According to the internal gear pump of the present invention, an annular side plate portion abutting on the side end surface of the inner rotor is formed integrally with the outer rotor, and this side plate portion is pressed against the side end surface of the inner rotor by the urging means. Since the gap between the side plate and the inner rotor changes according to the discharge pressure and the discharge pressure increases, the amount of leakage increases.As a result, there is no need to provide a relief valve or the like, and the number of parts is reduced. Together, a low-cost and compact internal gear pump can be obtained. In addition, since there is no needless work, a highly efficient internal gear pump can be provided.

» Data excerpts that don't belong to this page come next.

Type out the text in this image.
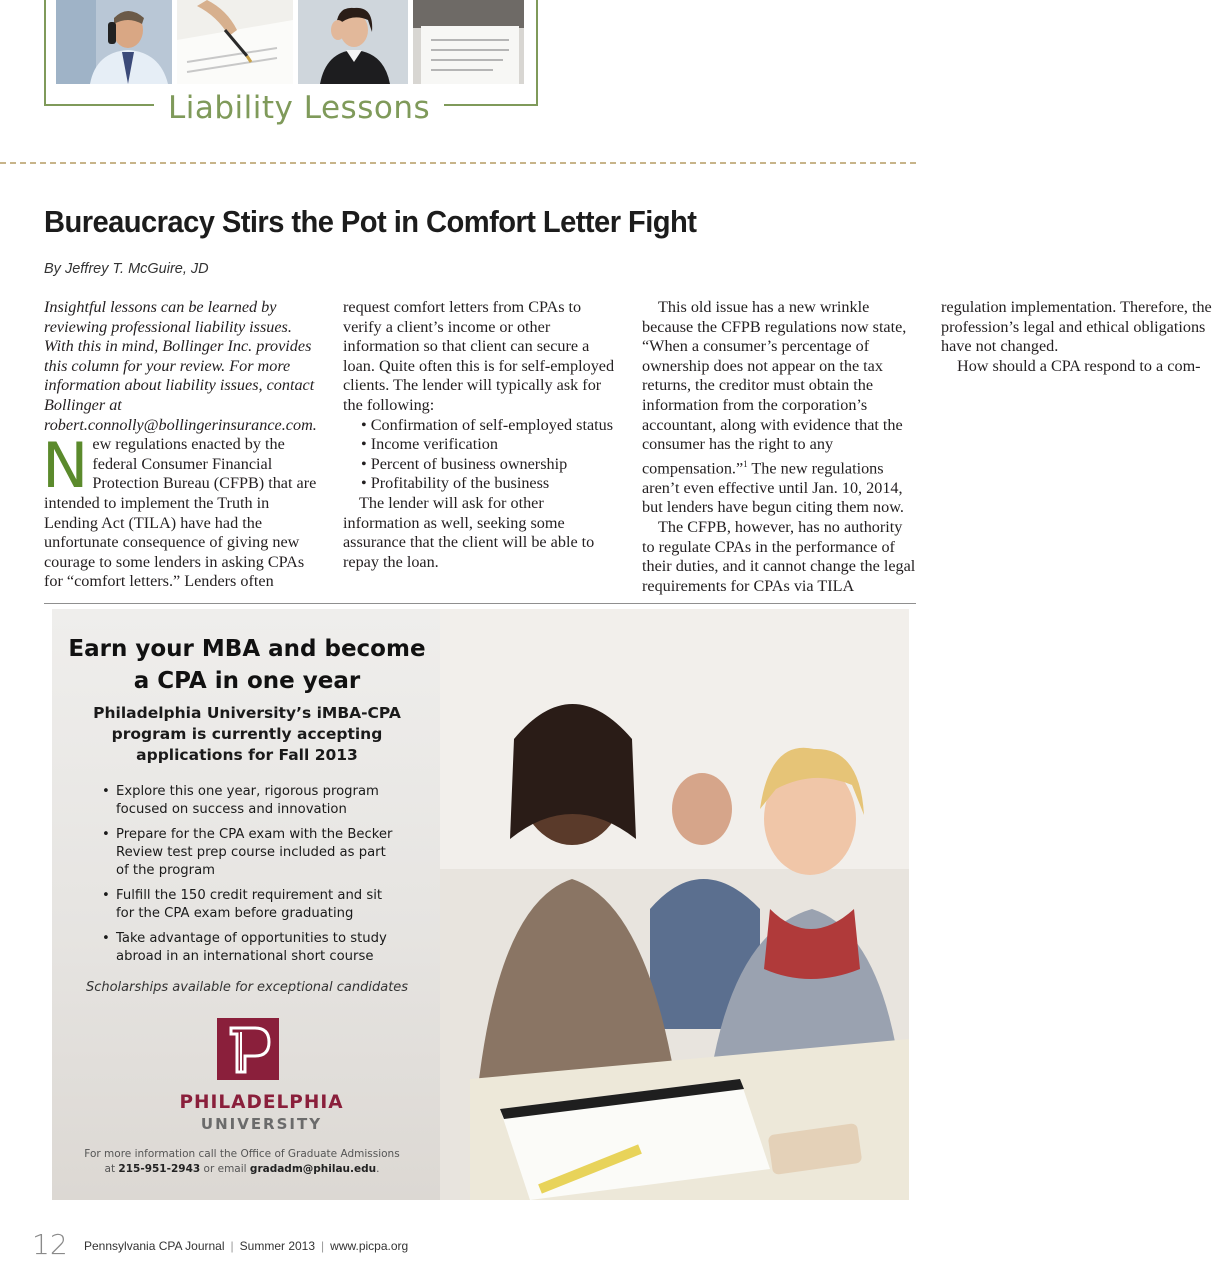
Liability Lessons
Bureaucracy Stirs the Pot in Comfort Letter Fight
By Jeffrey T. McGuire, JD

Insightful lessons can be learned by reviewing professional liability issues. With this in mind, Bollinger Inc. provides this column for your review. For more information about liability issues, contact Bollinger at robert.connolly@bollingerinsurance.com.

New regulations enacted by the federal Consumer Financial Protection Bureau (CFPB) that are intended to implement the Truth in Lending Act (TILA) have had the unfortunate consequence of giving new courage to some lenders in asking CPAs for “comfort letters.” Lenders often request comfort letters from CPAs to verify a client’s income or other information so that client can secure a loan. Quite often this is for self-employed clients. The lender will typically ask for the following:

• Confirmation of self-employed status
• Income verification
• Percent of business ownership
• Profitability of the business

The lender will ask for other information as well, seeking some assurance that the client will be able to repay the loan.

This old issue has a new wrinkle because the CFPB regulations now state, “When a consumer’s percentage of ownership does not appear on the tax returns, the creditor must obtain the information from the corporation’s accountant, along with evidence that the consumer has the right to any compensation.”$^1$ The new regulations aren’t even effective until Jan. 10, 2014, but lenders have begun citing them now.

The CFPB, however, has no authority to regulate CPAs in the performance of their duties, and it cannot change the legal requirements for CPAs via TILA regulation implementation. Therefore, the profession’s legal and ethical obligations have not changed.

How should a CPA respond to a com-

Earn your MBA and become
a CPA in one year
Philadelphia University’s iMBA-CPA
program is currently accepting
applications for Fall 2013
• Explore this one year, rigorous program focused on success and innovation
• Prepare for the CPA exam with the Becker Review test prep course included as part of the program
• Fulfill the 150 credit requirement and sit for the CPA exam before graduating
• Take advantage of opportunities to study abroad in an international short course
Scholarships available for exceptional candidates
PHILADELPHIA
UNIVERSITY
For more information call the Office of Graduate Admissions
at 215-951-2943 or email gradadm@philau.edu.
12 Pennsylvania CPA Journal | Summer 2013 | www.picpa.org
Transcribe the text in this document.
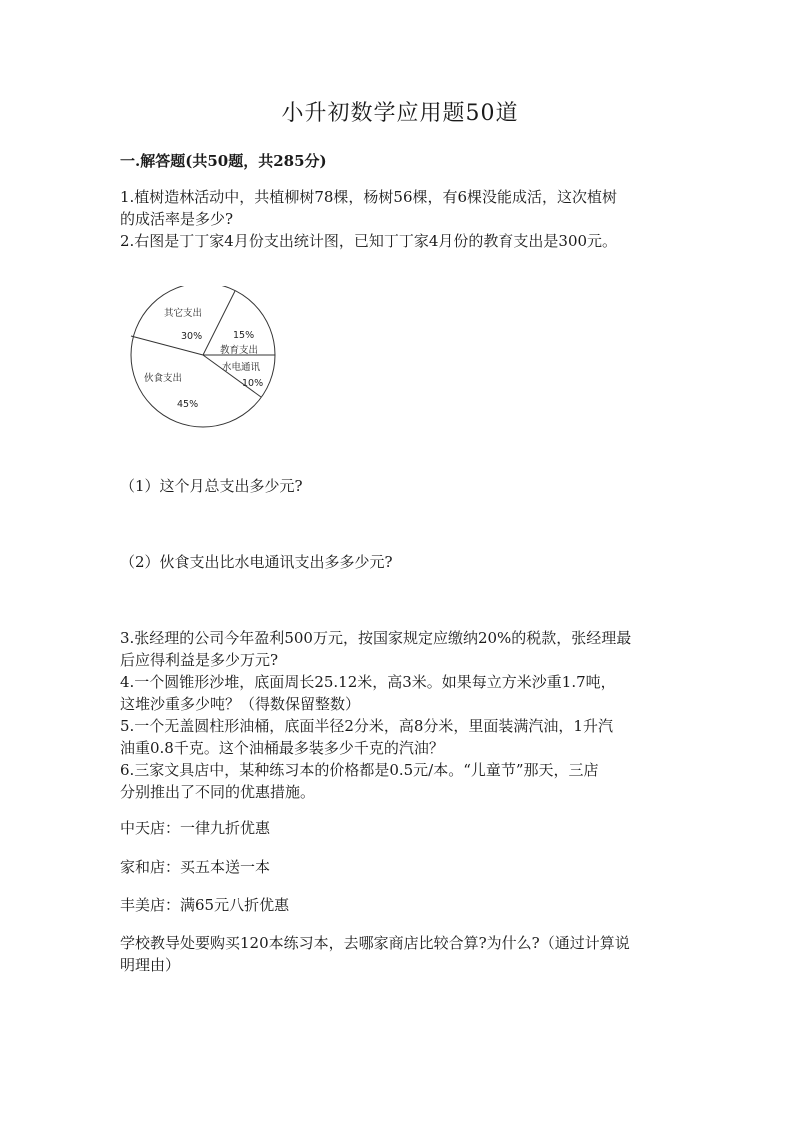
小升初数学应用题50道
一.解答题(共50题，共285分)

1.植树造林活动中，共植柳树78棵，杨树56棵，有6棵没能成活，这次植树
的成活率是多少?

2.右图是丁丁家4月份支出统计图，已知丁丁家4月份的教育支出是300元。

其它支出
30%	15%
教育支出
水电通讯
10%
伙食支出
45%
（1）这个月总支出多少元?
（2）伙食支出比水电通讯支出多多少元?

3.张经理的公司今年盈利500万元，按国家规定应缴纳20%的税款，张经理最
后应得利益是多少万元?
4.一个圆锥形沙堆，底面周长25.12米，高3米。如果每立方米沙重1.7吨，
这堆沙重多少吨？（得数保留整数）
5.一个无盖圆柱形油桶，底面半径2分米，高8分米，里面装满汽油，1升汽
油重0.8千克。这个油桶最多装多少千克的汽油？
6.三家文具店中，某种练习本的价格都是0.5元/本。“儿童节”那天，三店
分别推出了不同的优惠措施。

中天店：一律九折优惠
家和店：买五本送一本
丰美店：满65元八折优惠

学校教导处要购买120本练习本，去哪家商店比较合算?为什么?（通过计算说
明理由）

Further, when the elastic members are unequal pitch coil springs, the load at the time of mounting can be reduced, and the assembling property can be improved.

[Brief description of the drawings]

FIG. 1 is a front view of an embodiment of an internal gear pump according to the present invention.

FIG. 2 is a sectional view taken along the line II-II in FIG.

FIG. 3 is a graph showing the relationship between the amount of deflection and the load of the unequal pitch coil spring used in the present embodiment.

[Explanation of symbols]

 DESCRIPTION OF SYMBOLS 11 Pump housing 15 Internal gear 16 Flange 17 Outer rotor 18 External gear 19 Inner rotor 21 Side plate 22 Spring support 23 Unequal pitch coil spring

Claims (3)

[Claims] A pump housing; an annular outer rotor rotatably held with respect to the pump housing; and an inner peripheral surface of the outer rotor rotatably held by the pump housing in an eccentric state with respect to the outer rotor. An internal gear pump having an external gear portion meshing with the internal gear portion formed on the outer rotor and an inner rotor formed on the outer peripheral surface, the external gear portion being integrally formed with the outer rotor and slidingly contacting the pump housing. An annular side plate portion abutting on a side end surface of the inner rotor opposite to one side end surface of the inner rotor; and a biasing means for pressing the side plate portion against the side end surface of the inner rotor. Internal gear pump. 2. The device according to claim 1, wherein the biasing means includes an elastic member having one end pressed against the outer rotor, and a spring receiver fixed to the pump housing and pressed against the other end of the elastic member. 2. The internal gear pump according to 1. 3. The internal gear pump according to claim 2, wherein the elastic member is an unequal pitch coil spring.